---
Hari berganti, tapi langkah lelaki itu belum juga menjauh dari jalan kecil itu. Ada sesuatu yang menahannya—bukan sekadar pemandangan kampung yang menenangkan, tapi bayangan seseorang yang kini mengisi pikirannya seperti alunan lagu lama yang tak pernah selesai dinyanyikan.
Ia kembali lewat depan rumah itu. Sekilas. Seolah hanya melintas. Tapi matanya tetap curi-curi pandang, mencari sosok yang entah muncul atau tidak.
Dan benar saja. Dari balik jendela, tirai itu bergerak. Tapi tak ada sapaan. Tak ada senyum seperti kemarin. Hanya bayangan. Hanya siluet samar yang muncul lalu menghilang, seperti menantang: "Kalau memang ingin tahu, datang dan tanyalah langsung."
Tapi lelaki itu diam. Ia memilih untuk menunggu. Karena ia tahu, beberapa cerita butuh waktu. Beberapa luka butuh keberanian untuk diungkap. Dan beberapa rindu… hanya bisa dinikmati dari kejauhan.
Malamnya, ia kembali menerima pesan.
“Kamu masih di sini?”
Ia menatap layar ponsel cukup lama, lalu mengetik balasan.
“Masih. Tapi rasanya aku bukan satu-satunya yang menunggu.”
Pesannya terbaca. Tapi tak dibalas. Hanya tanda online yang muncul… lalu menghilang.
Dan malam itu, ia tahu: jarak mereka bukan soal langkah kaki. Tapi soal waktu. Soal keberanian. Soal rasa yang belum siap diucapkan.
Tapi justru karena itulah… segalanya terasa lebih hidup.
---
Beberapa hari berlalu. Tanpa sapaan. Tanpa pesan. Tapi setiap pagi, lelaki itu masih lewat jalan yang sama, langkahnya pelan, seolah tak ingin terlalu cepat sampai, seolah ingin memberi waktu untuk semesta menyusun pertemuan berikutnya.

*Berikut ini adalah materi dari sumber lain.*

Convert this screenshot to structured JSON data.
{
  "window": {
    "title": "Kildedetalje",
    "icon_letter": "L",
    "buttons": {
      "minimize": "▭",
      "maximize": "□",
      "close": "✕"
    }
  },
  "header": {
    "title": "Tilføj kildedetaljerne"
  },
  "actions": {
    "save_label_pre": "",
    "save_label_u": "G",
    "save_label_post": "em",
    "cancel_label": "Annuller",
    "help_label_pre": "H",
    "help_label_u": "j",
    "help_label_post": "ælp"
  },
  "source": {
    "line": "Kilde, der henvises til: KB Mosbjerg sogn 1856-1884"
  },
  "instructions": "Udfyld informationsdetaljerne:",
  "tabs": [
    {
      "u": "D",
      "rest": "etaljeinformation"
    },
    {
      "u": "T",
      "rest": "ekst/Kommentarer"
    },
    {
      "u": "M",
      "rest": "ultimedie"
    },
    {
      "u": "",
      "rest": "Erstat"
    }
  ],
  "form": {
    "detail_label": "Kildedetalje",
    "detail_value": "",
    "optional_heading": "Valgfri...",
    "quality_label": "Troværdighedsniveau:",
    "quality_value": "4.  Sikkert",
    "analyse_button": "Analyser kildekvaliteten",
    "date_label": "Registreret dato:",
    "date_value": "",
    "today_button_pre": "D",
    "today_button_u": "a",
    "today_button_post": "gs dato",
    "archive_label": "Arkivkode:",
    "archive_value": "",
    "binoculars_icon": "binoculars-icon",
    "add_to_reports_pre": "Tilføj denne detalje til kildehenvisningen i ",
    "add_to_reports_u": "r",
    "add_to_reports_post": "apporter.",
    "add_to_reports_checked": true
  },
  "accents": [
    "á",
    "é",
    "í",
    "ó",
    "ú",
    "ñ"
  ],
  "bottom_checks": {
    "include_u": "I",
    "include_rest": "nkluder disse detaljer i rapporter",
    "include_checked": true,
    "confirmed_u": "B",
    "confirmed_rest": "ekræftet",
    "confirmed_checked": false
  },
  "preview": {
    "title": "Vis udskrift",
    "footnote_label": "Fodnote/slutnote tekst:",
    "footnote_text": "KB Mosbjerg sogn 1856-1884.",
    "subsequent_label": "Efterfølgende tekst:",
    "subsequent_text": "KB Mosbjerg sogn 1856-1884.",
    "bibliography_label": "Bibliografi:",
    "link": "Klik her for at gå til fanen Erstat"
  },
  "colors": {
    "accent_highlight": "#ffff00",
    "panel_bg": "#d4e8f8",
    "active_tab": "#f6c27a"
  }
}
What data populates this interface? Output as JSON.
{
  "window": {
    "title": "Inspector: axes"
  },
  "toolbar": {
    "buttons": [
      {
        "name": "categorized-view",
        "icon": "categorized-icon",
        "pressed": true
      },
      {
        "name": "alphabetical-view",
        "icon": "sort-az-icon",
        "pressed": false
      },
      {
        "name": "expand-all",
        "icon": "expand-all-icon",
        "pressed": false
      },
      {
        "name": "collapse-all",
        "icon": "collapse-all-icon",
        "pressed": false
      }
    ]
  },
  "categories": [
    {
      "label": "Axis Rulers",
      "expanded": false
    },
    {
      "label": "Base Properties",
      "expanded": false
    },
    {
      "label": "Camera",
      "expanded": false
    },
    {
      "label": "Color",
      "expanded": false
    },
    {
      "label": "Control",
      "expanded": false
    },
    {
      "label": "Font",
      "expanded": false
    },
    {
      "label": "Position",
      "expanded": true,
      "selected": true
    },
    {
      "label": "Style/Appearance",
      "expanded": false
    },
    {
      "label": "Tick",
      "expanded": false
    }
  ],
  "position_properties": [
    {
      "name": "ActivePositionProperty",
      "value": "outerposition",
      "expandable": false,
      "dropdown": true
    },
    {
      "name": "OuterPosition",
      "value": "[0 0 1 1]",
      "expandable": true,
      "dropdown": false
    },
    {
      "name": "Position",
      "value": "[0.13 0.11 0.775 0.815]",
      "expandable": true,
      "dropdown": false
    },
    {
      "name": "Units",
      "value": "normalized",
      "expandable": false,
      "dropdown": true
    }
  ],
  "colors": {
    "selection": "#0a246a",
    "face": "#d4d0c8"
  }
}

Rumah itu tetap sunyi. Jendela tetap tertutup rapat, seperti sedang menyimpan sesuatu yang belum waktunya dibuka. Tapi di hati lelaki itu, ada keyakinan yang pelan-pelan tumbuh: bahwa diam pun bisa jadi bentuk komunikasi. Bahwa kadang, kehadiran tak perlu suara.
Di malam kelima, hujan turun lagi. Rintiknya pelan, seperti bisikan. Dan lagi-lagi, ia duduk di teras rumah ibunya, menatap langit yang basah, ditemani secangkir kopi dan pikirannya yang kembali padanya—gadis itu.
Ponselnya diam. Tapi detak jantungnya tidak.
Ia menuliskan pesan, lalu menghapusnya. Menulis lagi, lalu diam. Hingga akhirnya ia hanya mengetik satu kalimat:
“Kalau kamu sedang menahan sesuatu, aku di sini. Tak akan mendesak, hanya menemani.”
Dikirim.
Dibaca.
Tapi lagi-lagi, tak dibalas.
Tapi anehnya… malam itu terasa lebih hangat dari biasanya.
Dan lelaki itu tahu, meski tak ada kata, sesuatu sedang bergerak perlahan di balik tirai, di balik hati yang dulu sempat tertutup.